Benchmarks were conducted on Qwen3-8B with RTX4090×8 and H20:

| Workload | Strategy |4090 p50|4090 p99|H20 p50|H20 p99|
|----------|----------|--------|--------|-------|-------|
| Short prompt | Collocated |6.4s|6.4s|4.9s|7.2s|
| Short prompt | Separated |9.2s|9.2s|4.9s|3.4s|
| Long prompt | Collocated |7.2s|7.3s|6.1s|10.2s|
| Long prompt | Separated |7.3s|~7s|8.4s|10.4s|

**Observations**:
- H20's high P2P bandwidth (392GB/s) makes KV transfer almost cost-free (short prompt separated equals collocated).
- RTX4090's lower bandwidth (12.9GB/s) adds visible delay for separated strategy.
- Adaptive strategy achieves throughput caps of ~240 tok/s (4090) and ~175 tok/s (H20). Collocated strategy has competitive low-load performance but worsens p99 latency at high concurrency.

## Code Organization & Real-World Insights

### Code Organization
nanoPD's code is modular with detailed bilingual docs:
- block_manager: BlockSpaceManager (paged KV allocation, CoW).
- engine: ModelRunner (custom paged_forward hook), Engine (scheduling loop, chunked prefill).
- paged_attention: CUDA C++ extensions for paged attention.
- workers: Collocated/Prefill/Decode Workers, KV transfer logic.
- router: Router (cost model wrapper), OutputLengthPredictor (Bayesian).
- cost_model: Profiler (device microbenchmarks), analytical model (curve fitting).
- benchmark: Static batch, Poisson arrival tests, auto-scan, plotting.
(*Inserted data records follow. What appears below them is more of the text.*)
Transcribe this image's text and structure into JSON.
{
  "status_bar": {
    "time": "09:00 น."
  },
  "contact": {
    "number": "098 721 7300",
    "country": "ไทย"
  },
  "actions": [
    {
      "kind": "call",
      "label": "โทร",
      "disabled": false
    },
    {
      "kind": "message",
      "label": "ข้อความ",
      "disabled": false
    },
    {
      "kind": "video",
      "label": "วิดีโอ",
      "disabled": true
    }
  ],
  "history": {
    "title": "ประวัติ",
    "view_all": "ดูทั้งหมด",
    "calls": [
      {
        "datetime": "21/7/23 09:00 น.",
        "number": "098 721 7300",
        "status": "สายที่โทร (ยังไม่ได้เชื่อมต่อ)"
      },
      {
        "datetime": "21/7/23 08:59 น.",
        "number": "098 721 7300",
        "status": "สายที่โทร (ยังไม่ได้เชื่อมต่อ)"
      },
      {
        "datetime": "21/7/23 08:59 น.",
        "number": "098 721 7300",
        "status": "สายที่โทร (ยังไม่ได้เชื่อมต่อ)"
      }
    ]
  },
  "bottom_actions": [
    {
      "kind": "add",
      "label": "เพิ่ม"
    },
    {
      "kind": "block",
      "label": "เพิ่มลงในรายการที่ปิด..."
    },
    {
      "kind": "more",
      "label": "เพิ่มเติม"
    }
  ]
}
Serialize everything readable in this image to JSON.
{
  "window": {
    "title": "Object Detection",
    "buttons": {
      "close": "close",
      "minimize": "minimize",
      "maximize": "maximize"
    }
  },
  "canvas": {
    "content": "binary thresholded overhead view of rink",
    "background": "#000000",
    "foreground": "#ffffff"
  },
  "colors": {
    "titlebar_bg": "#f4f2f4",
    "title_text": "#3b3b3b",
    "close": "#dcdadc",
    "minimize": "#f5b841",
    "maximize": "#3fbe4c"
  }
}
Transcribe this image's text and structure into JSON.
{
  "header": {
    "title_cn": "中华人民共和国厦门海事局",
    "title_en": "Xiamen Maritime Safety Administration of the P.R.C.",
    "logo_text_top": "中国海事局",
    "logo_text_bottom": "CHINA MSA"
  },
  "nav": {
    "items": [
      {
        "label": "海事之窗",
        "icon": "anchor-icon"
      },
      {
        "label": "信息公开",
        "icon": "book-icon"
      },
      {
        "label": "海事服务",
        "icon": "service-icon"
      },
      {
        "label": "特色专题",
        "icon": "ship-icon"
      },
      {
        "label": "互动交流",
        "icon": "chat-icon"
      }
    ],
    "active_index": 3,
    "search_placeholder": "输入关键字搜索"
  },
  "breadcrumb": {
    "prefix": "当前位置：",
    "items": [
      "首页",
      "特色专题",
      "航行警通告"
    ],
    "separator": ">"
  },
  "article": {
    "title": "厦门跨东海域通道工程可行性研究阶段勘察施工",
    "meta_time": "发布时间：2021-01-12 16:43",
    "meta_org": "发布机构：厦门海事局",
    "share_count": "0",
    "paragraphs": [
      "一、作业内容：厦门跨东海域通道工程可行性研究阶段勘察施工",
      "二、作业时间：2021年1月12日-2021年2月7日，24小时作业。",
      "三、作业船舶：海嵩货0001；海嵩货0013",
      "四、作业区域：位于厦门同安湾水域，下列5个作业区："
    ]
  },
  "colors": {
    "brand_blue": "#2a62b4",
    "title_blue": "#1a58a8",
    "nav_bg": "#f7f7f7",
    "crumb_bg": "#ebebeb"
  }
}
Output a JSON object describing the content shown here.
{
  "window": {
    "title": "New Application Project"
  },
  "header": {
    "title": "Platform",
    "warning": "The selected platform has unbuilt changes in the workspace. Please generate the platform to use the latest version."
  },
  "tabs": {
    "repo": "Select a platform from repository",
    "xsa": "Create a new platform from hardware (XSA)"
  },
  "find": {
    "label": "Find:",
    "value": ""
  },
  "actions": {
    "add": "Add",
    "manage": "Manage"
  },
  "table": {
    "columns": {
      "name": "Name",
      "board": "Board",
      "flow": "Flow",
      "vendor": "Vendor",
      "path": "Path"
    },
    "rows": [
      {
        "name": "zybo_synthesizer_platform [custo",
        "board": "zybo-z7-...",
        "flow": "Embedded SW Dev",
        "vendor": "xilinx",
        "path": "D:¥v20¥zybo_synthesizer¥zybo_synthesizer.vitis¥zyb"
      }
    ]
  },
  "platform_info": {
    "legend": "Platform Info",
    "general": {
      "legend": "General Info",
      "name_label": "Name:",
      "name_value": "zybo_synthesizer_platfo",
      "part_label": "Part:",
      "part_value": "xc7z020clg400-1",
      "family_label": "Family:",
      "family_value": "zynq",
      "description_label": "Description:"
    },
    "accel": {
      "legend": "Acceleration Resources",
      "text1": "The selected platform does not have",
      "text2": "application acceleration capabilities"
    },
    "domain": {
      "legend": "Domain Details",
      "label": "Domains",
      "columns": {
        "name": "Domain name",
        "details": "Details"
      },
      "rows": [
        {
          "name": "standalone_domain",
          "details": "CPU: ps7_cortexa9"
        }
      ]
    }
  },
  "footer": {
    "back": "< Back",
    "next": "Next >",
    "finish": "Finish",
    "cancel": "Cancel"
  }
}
### Practical Implications
1. **Hardware-Aware Scheduling**: Routing decisions should use actual hardware characteristics, not fixed rules.
2. **Bandwidth Criticality**: Inter-GPU bandwidth determines separated architecture success.
3. **Adaptive Routing**: No universal optimal strategy—adaptive is necessary.
4. **Full-Stack Engineering**: From CUDA kernels to scheduling, nanoPD provides reusable foundations for research and production.

nanoPD is both a technical demo and a complete system, offering a full path from theory to practice for LLM inference optimization. Its modular design and docs make it an excellent learning resource.